Remittance Girl lives in exile in Ho Chi Minh City where she writes and grows orchids. Her erotic stories have been published in Cream: The Best of the Erotica Readers and Writers Association, Garden of the Perverse: Fairy Tales for Twisted Adults, and Lessons in Love: Erotic Interludes 3. Her stories have also appeared on the ERWA website.

28 Comments

  1. T-Boner

    Your article is very well written and your commentary and opinions are exceptional. I write quality erotica also. Albeit from a male point of view. Although I haven't read 50 Shades Of Grey, I understand and have heard about the difficulty of reading it because of the poor grammar. I pride myself in proper English. However, I have been writing my own erotic novel. I am disabled and in a wheelchair due to MS. I've always called the shots between the sheets and now that my body is at the mercy of another person, I find myself in the intriguing position of being a submissive. I have physically been with dominatrix's and other Femdom situations, and it's becoming pleasantly obsessive.

  2. Remittance Girl

    T-Boner

    Now there is an erotic situation that would make a great book. I do hope you write it.

  3. Lisabet Sarai

    "The moral dynamics that underlie FSOG will not have escaped them…"

    You've made some solid points in this wonderful essay, RG, but I honestly doubt publishers are analyzing the "moral dynamics" of FSOG nearly as closely as you have. If they can make money, they really don't care what sort of subtextual messages a successful work of fiction offers.

    I agree that Ana's "cure" of Christian's perverse tendencies may tend to make readers feel safer, more moral and less dirty. Nevertheless, I'll bet that a vanilla sequel would flop, because what *really* excites readers is the D/s dynamic.

  4. Fulani

    Your comment about the hamfistedness of the writing being a positive quality that helps to sell the basic concept and engage the reader is interesting, and probably correct – much to my own annoyance as someone who tries to write polished prose. Oh well.

    I also think you're right about mainstream audiences being ready to engage with more explicit material – and in firm terms that would be true of everything from Pulp Fiction (Bruce Willis tied and gagged in a dungeon) to True Blood, with its depictions of bdsm vampire sex.

    So, yes, FSOG was probably the right product placed into the right market at the right time. But personally I'm still hoping that in time the audience will move more towards the sex-positive attitude you describe.

  5. Remittance Girl

    Well, look, Lisabet. You're a hell of a lot more published than I am. And so I guess you'd know better.

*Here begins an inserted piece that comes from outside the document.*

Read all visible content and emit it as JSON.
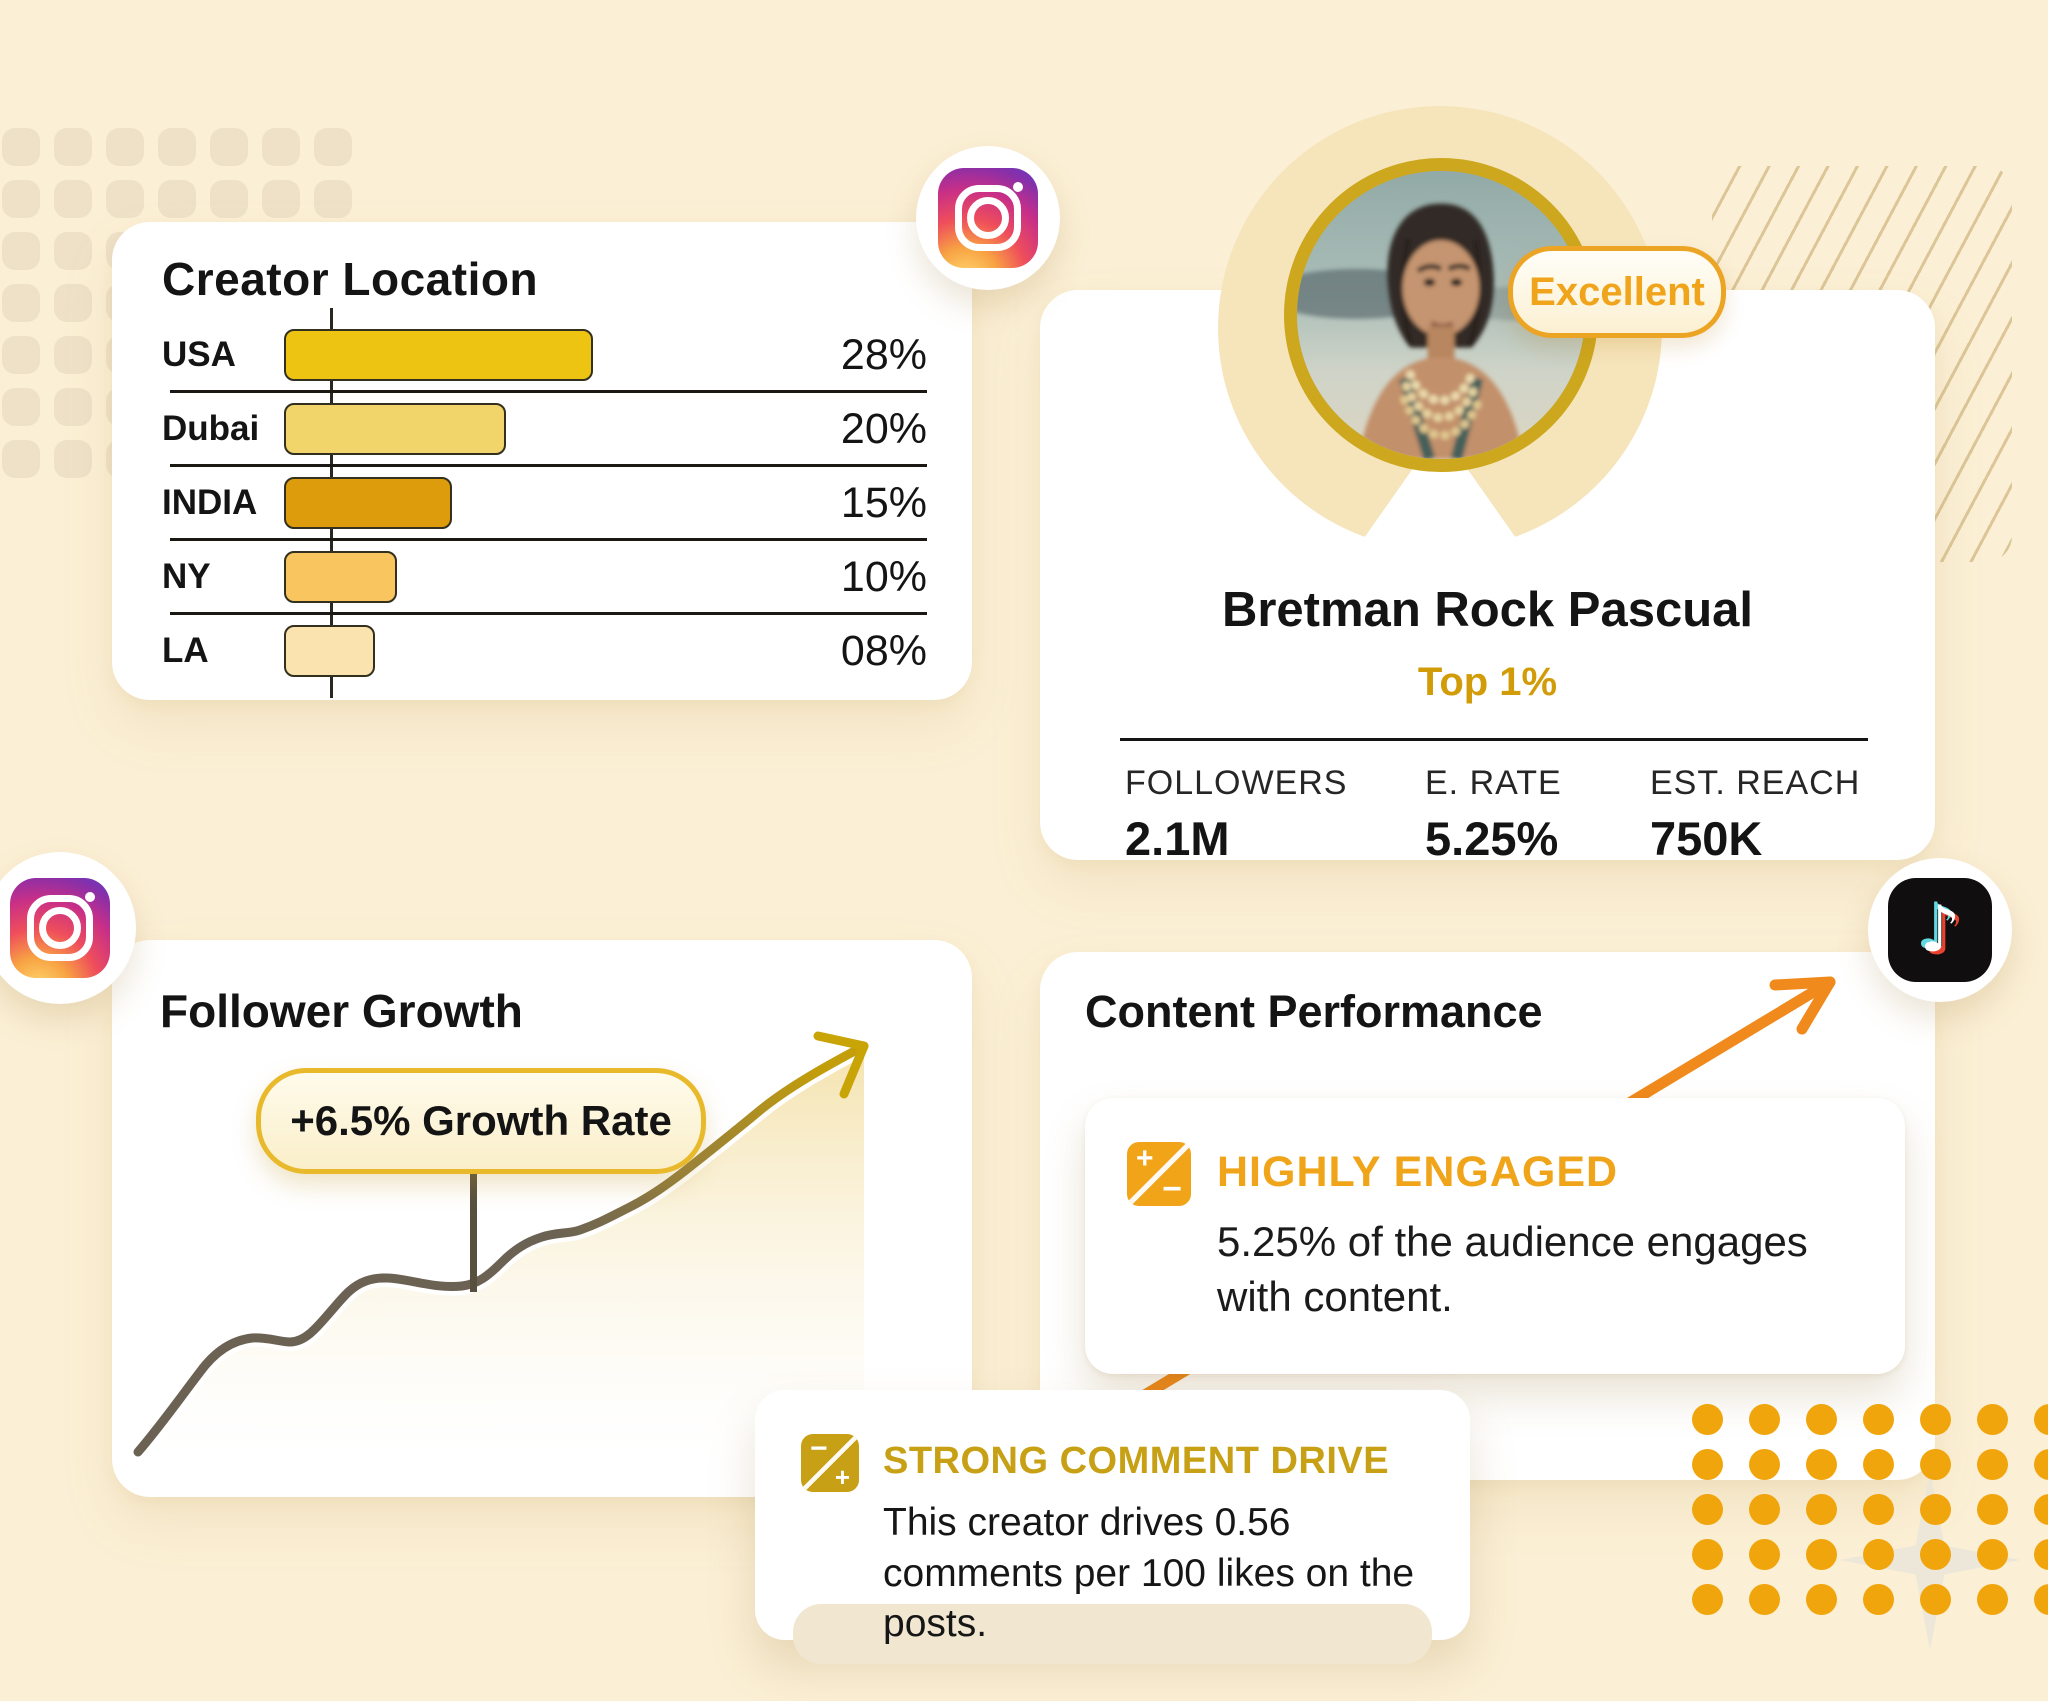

    I find it hard to believe that large publishing houses would not close read a book that sold 40 million copies to really get a grasp on what made it appealing to readers.

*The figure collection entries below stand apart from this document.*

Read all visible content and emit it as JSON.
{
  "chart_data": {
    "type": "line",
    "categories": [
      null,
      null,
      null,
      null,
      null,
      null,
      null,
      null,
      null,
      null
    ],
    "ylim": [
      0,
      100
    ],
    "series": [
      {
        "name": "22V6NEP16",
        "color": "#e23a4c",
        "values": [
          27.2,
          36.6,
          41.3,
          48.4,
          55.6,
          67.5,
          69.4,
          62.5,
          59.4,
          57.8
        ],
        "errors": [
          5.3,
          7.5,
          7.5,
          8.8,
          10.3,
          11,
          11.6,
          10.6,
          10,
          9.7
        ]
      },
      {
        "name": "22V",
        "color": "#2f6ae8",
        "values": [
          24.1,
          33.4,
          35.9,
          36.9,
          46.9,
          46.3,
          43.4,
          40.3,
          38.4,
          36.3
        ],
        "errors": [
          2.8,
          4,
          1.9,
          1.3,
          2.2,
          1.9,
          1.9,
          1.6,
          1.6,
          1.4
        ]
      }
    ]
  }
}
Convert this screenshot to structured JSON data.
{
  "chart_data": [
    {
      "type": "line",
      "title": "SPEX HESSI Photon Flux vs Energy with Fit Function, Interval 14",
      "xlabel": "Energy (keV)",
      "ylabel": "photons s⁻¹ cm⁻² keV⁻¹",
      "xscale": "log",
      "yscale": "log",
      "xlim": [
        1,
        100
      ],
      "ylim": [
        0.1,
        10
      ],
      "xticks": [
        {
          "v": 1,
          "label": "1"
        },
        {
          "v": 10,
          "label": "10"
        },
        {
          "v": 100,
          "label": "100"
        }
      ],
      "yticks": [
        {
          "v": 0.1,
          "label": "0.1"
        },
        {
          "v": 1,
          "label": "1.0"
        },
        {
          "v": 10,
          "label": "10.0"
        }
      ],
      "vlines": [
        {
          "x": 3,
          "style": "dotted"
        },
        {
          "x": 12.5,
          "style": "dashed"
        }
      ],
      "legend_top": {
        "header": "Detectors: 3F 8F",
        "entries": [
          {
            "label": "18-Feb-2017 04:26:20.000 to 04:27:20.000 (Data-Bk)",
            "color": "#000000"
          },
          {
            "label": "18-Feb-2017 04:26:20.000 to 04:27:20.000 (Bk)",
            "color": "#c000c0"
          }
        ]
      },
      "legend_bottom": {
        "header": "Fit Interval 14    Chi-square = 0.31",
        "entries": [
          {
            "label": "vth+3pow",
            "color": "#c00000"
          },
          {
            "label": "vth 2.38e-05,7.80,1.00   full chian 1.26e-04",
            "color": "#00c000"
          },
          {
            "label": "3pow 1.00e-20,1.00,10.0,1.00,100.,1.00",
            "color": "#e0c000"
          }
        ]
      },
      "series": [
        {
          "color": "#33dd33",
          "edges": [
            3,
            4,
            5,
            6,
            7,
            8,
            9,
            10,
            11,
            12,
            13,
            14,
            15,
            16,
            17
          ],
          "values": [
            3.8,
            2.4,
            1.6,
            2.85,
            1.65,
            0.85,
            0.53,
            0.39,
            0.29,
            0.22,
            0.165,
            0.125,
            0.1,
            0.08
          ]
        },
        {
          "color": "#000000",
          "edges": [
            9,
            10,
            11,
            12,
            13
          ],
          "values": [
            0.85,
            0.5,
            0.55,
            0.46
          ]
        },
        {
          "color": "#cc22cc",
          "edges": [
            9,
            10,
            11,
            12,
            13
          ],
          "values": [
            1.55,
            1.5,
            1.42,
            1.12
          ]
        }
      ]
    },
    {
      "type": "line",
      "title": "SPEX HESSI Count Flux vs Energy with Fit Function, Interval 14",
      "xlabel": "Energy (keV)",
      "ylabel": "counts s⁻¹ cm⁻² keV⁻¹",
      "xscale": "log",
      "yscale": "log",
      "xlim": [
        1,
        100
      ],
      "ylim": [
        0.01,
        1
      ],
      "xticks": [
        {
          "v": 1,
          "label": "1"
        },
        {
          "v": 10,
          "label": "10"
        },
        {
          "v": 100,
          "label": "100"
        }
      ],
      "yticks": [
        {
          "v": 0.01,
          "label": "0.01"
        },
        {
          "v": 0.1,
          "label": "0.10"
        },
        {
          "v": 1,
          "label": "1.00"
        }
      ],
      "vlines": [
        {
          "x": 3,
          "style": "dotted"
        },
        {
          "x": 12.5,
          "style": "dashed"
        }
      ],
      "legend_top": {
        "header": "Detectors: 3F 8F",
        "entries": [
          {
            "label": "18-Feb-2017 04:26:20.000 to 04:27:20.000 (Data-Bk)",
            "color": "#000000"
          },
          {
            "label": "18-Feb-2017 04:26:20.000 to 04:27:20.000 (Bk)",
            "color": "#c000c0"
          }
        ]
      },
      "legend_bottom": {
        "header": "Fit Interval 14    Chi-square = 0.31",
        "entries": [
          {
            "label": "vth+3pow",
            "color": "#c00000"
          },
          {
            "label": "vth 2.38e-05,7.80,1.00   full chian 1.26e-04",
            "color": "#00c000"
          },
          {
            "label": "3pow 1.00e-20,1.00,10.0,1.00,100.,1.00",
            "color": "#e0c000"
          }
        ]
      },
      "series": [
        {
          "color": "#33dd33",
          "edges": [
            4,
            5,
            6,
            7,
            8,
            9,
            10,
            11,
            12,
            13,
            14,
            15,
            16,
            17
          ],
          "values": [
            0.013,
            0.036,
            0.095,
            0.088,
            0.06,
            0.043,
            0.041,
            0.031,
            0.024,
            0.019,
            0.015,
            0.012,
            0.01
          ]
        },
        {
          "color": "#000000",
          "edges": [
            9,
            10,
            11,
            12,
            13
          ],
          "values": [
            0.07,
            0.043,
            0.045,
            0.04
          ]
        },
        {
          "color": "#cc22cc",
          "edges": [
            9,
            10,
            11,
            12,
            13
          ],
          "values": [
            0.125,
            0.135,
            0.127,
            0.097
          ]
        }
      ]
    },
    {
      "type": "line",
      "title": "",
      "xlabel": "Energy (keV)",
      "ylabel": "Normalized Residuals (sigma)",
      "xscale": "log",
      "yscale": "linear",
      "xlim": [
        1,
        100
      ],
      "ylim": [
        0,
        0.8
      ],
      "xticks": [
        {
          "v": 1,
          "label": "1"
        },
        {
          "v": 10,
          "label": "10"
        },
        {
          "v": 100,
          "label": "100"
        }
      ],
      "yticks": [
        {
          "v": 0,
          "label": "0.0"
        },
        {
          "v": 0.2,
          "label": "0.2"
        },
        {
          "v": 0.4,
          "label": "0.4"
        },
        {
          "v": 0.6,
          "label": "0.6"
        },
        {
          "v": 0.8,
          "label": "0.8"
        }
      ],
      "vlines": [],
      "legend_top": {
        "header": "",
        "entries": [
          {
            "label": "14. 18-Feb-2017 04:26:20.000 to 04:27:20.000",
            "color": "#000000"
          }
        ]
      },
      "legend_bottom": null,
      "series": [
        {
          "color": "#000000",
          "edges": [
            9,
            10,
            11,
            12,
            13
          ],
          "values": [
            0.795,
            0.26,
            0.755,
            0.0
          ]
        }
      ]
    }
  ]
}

    And if my post sounded like I thought a vanilla version of FSOG would work, then I clearly haven't expressed myself very well.

    The BDSM is central to its success, but so is its implicit condemnation. Just as the masses found the detailed evidences of 'congress with the devil' titillating in witch trials. But the cherry on top is when it ends in a burning.

  6. Lisabet Sarai

    Hi, RG,

    I think you have a higher opinion of the perspicacity of publishers than I do! And you're far more experienced than they are (imho) in delving beneath the surface of a literary work.

    Hugs,
    Lisabet

  7. Craig Sorensen

    A compelling post, as usual, RG, and some great comments as well.

    With the success of FSoG, I'm reminded of the success of "Deep Throat" and how it extended into the mainstream. There was a ripple effect from it, certainly making a long term impact on pornography. And now, porn does sell well, but the middle ground between it and polite society remains a no-man's land. People who buy porn usually keep it in the safety of the basement or garage.

    I hold out hope that FSoG will ultimately usher a larger impact, and will open some minds to sexual exploration as a central theme to the story. And perhaps this will lead to a greater acceptance of stories which are well written and have good character development and plot.

    Yes, at the core I'm a realist, but, I can dream, right?

  8. Jean Roberta

    Brilliant, RG. This kind of hypocrisy has fuelled the tabloid newspaper biz for many years.